Sie ist auch nicht ätherische Schwester eines zum Tod verurteilten Adeligen, sondern Ehefrau eines Diebs und Schürzenjägers, den eine durch und durch heuchlerische Ersatz-Obrigkeit zum Tod verurteilt hat.
Beide Isabellas – die originale und die Haager – wollen den Verurteilten retten, verweigern sich aber dem dem bigott-lüsternen Vize-Regenten Angelo, der Sex für die Begnadigung Claudios möchte.
Das Team Bordell, im Original Geschehniserzähler und Stichwortgeber, ist in der Haager Version eine Mischung aus allgemeinem Volk und spezieller Opfergruppe sowie Bundesgenosse des guten und legitimen Oberürgermeisters (des Wiener Herzogs bei Shakespeare)..
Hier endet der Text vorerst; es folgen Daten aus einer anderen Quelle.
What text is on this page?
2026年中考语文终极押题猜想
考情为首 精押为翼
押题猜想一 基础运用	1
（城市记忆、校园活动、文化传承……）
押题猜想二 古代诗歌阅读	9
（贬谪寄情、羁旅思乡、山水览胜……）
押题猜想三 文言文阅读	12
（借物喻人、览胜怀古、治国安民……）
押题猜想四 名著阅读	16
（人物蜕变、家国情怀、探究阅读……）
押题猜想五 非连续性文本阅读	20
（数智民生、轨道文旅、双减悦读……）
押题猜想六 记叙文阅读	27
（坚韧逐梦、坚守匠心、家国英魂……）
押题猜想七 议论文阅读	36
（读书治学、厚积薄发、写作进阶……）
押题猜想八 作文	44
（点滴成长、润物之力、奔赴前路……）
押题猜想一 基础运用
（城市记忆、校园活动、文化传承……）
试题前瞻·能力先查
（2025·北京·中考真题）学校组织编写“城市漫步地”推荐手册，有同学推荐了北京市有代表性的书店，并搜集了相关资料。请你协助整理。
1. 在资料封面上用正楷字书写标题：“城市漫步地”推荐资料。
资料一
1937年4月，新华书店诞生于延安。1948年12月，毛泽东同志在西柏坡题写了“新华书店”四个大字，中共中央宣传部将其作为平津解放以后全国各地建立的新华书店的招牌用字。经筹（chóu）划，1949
Dieser musste angeblich zwar verreisen, hält sich aber heimlich in der Nähe auf und beobachtet verkleidet das Treiben seines bösen Stellvertreters.
Er fällt Angelo in den Arm, als dieser Claudio aufhängen lassen will – kann dies letztlich aber nur bewerkstelligen, weil der Geschäftsführer des Puffs “für die Zeche aufkommen kann”.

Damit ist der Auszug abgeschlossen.